Snowmelt and Pollution: How To Minimize The Impact This Winter

Winter is here. For many, that means slippery roads, icy roofs, and frozen driveways or sidewalks.

Most areas use rock salt (sodium chloride) to clear the ice and snow. While effective, it also has the potential to release harmful levels of chloride into the environment, which can pollute nearby bodies of water.

Additionally, melted snow and ice turn into water runoff that can carry many types of contaminants.

Types of Contaminants:

  • Oil, grease, and toxic motor vehicle chemicals
  • Pesticides and nutrients from lawns and gardens
  • Viruses, bacteria, and nutrients from pet waste and/or failing septic systems
  • Road salts
  • Heavy metals from roof shingles, motor vehicles, and other sources
  • Thermal pollution from dark, impervious surfaces like streets and rooftops

These pollutants harm fish and wildlife populations, kill native vegetation, spoil drinking water supplies, and make recreational areas unsafe for the people who use them.

Thankfully, local governments are mandated by the Clean Water Act to deal with runoff pollution by developing a “stormwater best management practices system”.

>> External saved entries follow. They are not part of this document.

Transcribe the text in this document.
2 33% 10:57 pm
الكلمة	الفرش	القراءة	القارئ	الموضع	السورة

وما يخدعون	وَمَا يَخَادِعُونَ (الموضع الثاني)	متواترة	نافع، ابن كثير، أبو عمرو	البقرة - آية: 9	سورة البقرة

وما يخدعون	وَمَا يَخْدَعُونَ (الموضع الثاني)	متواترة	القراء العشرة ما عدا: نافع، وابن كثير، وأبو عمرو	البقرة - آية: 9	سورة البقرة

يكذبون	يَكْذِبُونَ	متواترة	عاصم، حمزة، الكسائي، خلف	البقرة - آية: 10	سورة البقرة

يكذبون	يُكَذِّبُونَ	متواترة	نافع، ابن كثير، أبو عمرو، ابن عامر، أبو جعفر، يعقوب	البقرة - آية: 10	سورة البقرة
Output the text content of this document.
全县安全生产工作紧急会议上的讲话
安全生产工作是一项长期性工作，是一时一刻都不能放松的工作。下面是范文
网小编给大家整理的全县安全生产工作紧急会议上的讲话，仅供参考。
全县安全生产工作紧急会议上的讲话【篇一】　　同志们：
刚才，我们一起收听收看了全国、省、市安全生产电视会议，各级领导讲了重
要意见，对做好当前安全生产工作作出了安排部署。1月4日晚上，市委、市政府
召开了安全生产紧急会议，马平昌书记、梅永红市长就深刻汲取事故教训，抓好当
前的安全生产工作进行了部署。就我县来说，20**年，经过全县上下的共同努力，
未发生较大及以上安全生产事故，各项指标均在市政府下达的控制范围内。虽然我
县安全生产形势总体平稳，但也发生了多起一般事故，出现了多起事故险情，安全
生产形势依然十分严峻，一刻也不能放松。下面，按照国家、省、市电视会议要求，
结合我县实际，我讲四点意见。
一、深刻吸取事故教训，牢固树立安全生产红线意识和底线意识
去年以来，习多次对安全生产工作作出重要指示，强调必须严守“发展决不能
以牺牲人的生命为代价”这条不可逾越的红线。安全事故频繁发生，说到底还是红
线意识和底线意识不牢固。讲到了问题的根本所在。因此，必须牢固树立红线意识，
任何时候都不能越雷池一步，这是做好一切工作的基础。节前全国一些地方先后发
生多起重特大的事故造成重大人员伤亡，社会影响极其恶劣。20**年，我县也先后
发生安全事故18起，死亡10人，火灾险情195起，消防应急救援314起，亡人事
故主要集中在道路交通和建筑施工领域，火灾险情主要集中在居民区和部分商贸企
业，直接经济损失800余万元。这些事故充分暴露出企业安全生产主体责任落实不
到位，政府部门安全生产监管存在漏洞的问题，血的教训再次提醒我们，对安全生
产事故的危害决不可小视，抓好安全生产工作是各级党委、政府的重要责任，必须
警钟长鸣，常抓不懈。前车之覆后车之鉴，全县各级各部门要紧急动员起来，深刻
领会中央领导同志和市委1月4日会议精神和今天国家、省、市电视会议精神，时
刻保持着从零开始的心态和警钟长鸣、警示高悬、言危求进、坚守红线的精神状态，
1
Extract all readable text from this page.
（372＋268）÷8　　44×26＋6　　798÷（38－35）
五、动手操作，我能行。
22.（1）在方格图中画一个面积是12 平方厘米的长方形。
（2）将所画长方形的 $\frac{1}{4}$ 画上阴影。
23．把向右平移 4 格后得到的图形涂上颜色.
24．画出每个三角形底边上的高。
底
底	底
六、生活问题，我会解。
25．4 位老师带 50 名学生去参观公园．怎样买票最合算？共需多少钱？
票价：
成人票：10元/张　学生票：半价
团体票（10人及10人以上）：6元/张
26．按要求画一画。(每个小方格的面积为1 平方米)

In addition to those larger efforts, here are some key ways you can help out:

How To Prevent Snow Melt Pollution

  • Minimize impervious surfaces around your home. Porous pavement materials such as bricks, gravel, cobbles, natural stone, or permeable pavers are available for driveways and sidewalks. This allows water to filter through the ground rather than flow unimpeded into bodies of water.
  • Plant native vegetation and use mulch to replace high maintenance grass lawns. Check out http://www.wildflower.org/plants or http://plants.usda.gov/java for native plant listings in your area.
  • Keep driveways, sidewalks, and roads clean by sweeping, as opposed to hosing them off. Start a compost pile for yard waste.
  • If necessary, homeowners should use fertilizers sparingly and learn to use Integrated Pest Management(IPM) to lessen the use of harmful pesticides.
  • Pick up after your pets. Bagging up pet waste and disposing of it in the trash helps prevent the spread of harmful bacteria.
  • Keep your septic system well-maintained. To prevent leaks and practice water conservation measures, a professional should inspect and pump your septic system every 3-5 years.
  • Check your vehicle for any leaks and be sure to promptly clean up any spills. You can also recycle your motor oil and antifreeze if you change these fluids yourself. Automotive repair shops will accept 5 gallons of used motor oil per resident per day.
  • Don’t over-apply salt. Minimize the amount of ice-melt you use and choose an environmentally-friendly alternative when possible, such as, organic salt-free deicer, alfalfa meal, or even coffee grinds.